Uber, Apple Keep Self-Driving Car Under Cloak Of Secrecy
Does that make Google the People’s Champ?
There’s a lot of buzz about the future of autonomous cars, but opinion among the general population is still iffy. The Drive is a huge proponent of getting behind the wheel; we’re also geeks, and dig autonomous vehicles from a tech standpoint. Self-driving cars (and buses, etc.) can do a lot for the commuting public and drastically reduce traffic. But are they what people actually want?
That’s what Uber and Apple execs are working out. And both technology trailblazers are keeping advancements under wraps until the public becomes more comfortable with the idea of self-driving cars. Larry Burns, an engineering professor at University of Michigan and former GM exec, has some ideas about it.
“If I buy a 4,000-pound car that can accelerate from zero to 60 in three seconds, I have a side effect on a person who buys a 2,000-pound car that accelerates in 14 seconds,” Burns said in an interview with The Atlantic. “I call that ‘second-hand physics.’ I think at some point people are going to start asking these second-hand physics questions.”
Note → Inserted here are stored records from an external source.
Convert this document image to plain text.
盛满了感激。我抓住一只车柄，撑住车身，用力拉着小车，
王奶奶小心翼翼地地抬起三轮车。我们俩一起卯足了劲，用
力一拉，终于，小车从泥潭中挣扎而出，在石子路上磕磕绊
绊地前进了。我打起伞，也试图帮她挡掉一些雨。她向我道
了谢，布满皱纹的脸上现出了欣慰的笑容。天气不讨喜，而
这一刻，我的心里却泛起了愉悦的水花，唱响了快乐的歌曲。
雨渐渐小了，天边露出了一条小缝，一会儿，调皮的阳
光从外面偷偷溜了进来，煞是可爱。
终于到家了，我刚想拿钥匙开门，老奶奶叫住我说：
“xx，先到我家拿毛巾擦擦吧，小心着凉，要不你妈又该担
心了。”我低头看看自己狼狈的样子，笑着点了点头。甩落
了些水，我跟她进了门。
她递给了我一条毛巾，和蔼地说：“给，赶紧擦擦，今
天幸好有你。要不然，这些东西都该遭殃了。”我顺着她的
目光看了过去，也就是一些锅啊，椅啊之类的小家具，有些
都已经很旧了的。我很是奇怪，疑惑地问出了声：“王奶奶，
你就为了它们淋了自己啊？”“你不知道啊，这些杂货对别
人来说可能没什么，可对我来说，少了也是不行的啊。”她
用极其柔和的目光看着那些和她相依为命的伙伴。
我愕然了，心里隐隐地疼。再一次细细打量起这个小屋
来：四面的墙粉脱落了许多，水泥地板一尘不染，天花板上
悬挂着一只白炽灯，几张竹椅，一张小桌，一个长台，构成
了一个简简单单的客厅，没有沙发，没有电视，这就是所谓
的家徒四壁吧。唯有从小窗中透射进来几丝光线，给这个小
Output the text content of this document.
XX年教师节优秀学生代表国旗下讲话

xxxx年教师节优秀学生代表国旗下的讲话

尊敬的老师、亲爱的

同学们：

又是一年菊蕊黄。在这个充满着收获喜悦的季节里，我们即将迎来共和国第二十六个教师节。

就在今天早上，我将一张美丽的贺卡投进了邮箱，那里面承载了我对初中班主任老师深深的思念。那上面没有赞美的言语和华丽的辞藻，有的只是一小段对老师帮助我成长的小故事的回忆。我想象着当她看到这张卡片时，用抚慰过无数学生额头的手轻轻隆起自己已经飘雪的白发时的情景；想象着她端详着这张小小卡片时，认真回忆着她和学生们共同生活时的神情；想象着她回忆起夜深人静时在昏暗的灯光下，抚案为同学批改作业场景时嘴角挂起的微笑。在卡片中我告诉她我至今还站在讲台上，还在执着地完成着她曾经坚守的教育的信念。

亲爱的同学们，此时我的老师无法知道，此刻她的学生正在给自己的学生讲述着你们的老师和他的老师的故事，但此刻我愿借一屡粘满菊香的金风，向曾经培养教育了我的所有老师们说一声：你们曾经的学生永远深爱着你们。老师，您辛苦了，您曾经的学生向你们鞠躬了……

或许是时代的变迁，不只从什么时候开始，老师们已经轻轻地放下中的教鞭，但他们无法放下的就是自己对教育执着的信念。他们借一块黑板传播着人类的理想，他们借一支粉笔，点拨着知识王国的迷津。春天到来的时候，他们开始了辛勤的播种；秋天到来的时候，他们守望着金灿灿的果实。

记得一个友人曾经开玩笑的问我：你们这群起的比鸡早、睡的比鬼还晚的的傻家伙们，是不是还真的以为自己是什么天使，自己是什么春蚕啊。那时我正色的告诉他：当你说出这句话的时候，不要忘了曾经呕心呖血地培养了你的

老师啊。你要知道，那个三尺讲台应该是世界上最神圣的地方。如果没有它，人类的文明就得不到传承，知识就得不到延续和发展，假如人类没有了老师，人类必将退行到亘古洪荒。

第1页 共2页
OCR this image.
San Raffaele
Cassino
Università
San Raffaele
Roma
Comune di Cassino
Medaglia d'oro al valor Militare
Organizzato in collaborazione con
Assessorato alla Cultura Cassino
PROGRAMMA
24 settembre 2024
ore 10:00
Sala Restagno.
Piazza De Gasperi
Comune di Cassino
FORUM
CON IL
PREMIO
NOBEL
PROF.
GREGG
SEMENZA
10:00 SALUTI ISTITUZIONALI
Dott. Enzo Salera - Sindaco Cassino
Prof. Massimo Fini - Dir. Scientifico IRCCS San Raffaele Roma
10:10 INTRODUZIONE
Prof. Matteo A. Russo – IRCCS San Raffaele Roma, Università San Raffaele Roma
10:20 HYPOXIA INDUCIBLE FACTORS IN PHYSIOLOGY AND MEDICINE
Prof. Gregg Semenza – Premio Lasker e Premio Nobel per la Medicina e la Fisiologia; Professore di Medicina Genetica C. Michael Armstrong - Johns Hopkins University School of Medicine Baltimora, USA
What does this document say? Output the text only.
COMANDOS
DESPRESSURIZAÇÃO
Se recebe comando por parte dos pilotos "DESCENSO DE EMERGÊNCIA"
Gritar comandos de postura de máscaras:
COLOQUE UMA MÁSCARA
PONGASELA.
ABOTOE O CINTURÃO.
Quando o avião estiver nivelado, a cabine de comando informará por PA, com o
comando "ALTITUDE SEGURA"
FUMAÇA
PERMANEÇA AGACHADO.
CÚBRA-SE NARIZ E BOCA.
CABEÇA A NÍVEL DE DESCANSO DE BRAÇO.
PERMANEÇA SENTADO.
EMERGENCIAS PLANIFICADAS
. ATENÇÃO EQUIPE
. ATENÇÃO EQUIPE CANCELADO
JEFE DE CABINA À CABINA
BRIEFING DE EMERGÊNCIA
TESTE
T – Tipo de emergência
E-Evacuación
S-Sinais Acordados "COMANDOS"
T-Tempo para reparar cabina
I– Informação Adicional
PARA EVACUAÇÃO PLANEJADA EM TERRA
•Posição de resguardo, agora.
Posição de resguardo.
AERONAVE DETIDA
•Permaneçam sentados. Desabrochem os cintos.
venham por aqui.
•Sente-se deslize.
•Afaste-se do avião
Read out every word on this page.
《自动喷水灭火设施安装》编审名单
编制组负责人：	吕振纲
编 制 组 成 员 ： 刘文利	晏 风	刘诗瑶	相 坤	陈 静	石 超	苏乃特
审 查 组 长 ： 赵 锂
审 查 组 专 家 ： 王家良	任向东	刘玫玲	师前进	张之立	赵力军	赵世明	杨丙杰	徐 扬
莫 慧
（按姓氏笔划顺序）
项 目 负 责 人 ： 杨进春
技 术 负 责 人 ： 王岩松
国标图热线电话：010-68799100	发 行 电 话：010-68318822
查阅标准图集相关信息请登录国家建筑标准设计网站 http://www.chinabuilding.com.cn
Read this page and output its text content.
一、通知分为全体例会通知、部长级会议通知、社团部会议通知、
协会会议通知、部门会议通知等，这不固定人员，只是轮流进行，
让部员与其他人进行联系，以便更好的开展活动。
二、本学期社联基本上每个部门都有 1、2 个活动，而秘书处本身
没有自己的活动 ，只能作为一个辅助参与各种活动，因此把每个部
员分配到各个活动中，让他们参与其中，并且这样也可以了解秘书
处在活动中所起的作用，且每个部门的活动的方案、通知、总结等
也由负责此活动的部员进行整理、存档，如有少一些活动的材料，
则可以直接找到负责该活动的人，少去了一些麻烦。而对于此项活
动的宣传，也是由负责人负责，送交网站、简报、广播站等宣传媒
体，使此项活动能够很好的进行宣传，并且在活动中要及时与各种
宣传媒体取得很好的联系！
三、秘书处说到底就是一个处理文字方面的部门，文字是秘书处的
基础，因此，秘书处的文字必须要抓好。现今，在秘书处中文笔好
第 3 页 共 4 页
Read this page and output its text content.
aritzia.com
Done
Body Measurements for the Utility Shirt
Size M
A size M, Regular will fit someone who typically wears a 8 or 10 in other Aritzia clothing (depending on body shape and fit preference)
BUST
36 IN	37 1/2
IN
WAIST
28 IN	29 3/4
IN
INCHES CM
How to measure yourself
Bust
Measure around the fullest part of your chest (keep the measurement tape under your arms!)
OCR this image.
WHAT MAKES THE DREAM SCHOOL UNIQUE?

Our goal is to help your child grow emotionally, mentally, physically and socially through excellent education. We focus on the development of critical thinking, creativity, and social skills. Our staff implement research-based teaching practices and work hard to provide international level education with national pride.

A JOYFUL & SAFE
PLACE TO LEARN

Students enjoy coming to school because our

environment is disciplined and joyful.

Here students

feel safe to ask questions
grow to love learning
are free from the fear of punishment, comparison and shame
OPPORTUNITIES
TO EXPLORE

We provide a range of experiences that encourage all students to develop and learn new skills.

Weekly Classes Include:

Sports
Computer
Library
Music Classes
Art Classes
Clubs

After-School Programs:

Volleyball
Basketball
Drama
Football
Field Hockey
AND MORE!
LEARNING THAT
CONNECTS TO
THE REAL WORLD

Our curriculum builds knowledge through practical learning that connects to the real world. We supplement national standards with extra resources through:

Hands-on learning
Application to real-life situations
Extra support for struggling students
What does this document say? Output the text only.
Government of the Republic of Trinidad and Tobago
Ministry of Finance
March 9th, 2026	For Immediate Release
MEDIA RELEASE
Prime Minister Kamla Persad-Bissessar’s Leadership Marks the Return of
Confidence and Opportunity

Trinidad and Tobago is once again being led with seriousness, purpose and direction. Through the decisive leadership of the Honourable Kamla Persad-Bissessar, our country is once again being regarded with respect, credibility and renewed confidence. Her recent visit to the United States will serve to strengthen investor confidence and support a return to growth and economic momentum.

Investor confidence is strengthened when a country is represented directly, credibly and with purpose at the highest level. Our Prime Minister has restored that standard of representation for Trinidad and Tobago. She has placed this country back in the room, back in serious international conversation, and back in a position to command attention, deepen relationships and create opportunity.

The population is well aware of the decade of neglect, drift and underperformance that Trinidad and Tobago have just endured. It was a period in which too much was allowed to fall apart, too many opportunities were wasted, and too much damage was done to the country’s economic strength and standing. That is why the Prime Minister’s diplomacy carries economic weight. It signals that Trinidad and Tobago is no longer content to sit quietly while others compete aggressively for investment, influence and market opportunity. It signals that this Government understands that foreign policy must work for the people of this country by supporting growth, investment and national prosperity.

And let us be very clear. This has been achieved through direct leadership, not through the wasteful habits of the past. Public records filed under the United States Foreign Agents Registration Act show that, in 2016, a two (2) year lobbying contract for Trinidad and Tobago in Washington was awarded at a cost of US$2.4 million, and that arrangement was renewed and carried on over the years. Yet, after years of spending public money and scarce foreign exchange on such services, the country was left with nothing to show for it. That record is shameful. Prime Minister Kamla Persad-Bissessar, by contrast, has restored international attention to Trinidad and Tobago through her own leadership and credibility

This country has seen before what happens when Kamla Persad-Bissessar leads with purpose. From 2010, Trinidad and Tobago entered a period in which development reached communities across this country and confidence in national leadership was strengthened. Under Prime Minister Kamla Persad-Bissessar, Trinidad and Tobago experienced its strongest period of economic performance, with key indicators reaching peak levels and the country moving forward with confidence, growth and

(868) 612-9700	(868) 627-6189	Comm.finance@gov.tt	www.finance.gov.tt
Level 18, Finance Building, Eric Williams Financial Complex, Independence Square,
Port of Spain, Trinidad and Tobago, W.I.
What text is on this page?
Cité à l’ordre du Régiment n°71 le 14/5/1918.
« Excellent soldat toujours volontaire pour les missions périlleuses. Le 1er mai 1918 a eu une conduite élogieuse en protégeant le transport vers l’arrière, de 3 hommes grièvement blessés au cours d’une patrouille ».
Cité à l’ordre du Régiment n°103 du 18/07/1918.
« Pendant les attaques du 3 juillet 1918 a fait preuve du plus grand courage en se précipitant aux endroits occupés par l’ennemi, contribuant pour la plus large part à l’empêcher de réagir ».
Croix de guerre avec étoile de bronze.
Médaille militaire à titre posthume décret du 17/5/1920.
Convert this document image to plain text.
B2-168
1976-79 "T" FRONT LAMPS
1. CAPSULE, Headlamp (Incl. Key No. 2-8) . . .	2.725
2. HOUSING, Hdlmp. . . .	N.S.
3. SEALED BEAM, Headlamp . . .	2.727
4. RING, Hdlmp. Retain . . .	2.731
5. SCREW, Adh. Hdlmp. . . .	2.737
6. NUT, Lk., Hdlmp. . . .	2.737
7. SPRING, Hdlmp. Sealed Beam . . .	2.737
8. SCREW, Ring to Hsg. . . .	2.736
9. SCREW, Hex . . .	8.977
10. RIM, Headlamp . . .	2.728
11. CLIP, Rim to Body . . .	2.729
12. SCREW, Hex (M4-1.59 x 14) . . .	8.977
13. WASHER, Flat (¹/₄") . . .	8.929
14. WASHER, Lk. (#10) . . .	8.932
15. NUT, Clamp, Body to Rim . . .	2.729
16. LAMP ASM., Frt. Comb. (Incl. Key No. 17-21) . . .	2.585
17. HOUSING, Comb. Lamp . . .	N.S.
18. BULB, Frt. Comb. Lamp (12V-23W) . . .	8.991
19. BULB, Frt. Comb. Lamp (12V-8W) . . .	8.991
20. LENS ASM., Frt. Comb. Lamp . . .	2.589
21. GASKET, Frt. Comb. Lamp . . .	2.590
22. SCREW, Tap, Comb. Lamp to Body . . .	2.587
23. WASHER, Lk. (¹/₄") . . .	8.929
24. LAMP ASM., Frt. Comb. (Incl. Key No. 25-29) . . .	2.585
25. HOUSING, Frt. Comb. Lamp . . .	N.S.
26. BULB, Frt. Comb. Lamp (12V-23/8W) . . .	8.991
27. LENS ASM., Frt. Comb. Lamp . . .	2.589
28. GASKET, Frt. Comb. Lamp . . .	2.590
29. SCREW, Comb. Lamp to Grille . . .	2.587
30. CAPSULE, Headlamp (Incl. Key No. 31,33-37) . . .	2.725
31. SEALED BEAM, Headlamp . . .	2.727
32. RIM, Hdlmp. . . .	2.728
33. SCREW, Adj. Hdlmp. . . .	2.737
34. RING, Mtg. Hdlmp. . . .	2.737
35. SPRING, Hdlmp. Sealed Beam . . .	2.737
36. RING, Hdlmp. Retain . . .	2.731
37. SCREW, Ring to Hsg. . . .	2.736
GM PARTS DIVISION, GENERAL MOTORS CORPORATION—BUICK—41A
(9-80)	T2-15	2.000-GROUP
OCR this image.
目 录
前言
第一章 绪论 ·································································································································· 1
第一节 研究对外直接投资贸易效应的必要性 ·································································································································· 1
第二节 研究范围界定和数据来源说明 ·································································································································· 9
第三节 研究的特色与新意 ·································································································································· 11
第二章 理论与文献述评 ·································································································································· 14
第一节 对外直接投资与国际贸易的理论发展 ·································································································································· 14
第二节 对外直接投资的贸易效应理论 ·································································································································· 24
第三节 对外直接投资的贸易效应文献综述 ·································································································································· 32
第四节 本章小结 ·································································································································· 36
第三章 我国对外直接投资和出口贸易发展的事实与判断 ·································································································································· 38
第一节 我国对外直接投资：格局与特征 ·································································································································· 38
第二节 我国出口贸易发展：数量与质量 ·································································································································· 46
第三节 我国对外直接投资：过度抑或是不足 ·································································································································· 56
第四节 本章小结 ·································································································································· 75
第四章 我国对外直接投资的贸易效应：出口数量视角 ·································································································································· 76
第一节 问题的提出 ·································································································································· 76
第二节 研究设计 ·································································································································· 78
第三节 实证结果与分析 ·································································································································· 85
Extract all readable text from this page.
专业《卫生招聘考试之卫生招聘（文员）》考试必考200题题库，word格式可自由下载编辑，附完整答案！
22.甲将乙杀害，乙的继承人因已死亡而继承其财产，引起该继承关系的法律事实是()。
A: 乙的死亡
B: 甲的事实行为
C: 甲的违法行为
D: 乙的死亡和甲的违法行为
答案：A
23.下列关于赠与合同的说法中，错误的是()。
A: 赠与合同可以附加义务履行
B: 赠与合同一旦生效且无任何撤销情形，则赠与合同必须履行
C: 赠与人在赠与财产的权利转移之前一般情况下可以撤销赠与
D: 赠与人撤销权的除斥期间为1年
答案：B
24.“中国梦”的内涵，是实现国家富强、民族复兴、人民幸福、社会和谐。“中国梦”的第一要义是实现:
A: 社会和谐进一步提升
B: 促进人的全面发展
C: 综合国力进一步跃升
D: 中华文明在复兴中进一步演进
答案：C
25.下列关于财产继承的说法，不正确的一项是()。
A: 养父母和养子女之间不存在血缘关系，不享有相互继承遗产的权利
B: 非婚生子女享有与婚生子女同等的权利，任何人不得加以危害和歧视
Uber and Apple aren’t ready to answer them. Google, on the other hand, has decided to take a very different route: It’s been tweeting and blogging, putting out press releases about its every progress in the field of autonomous vehicles. Which then brings up another, even juicier question: Is Google’s self-driving program, which has taken the brunt of negative reception from the anti-autonomous crowd, actually the most car-guy-friendly?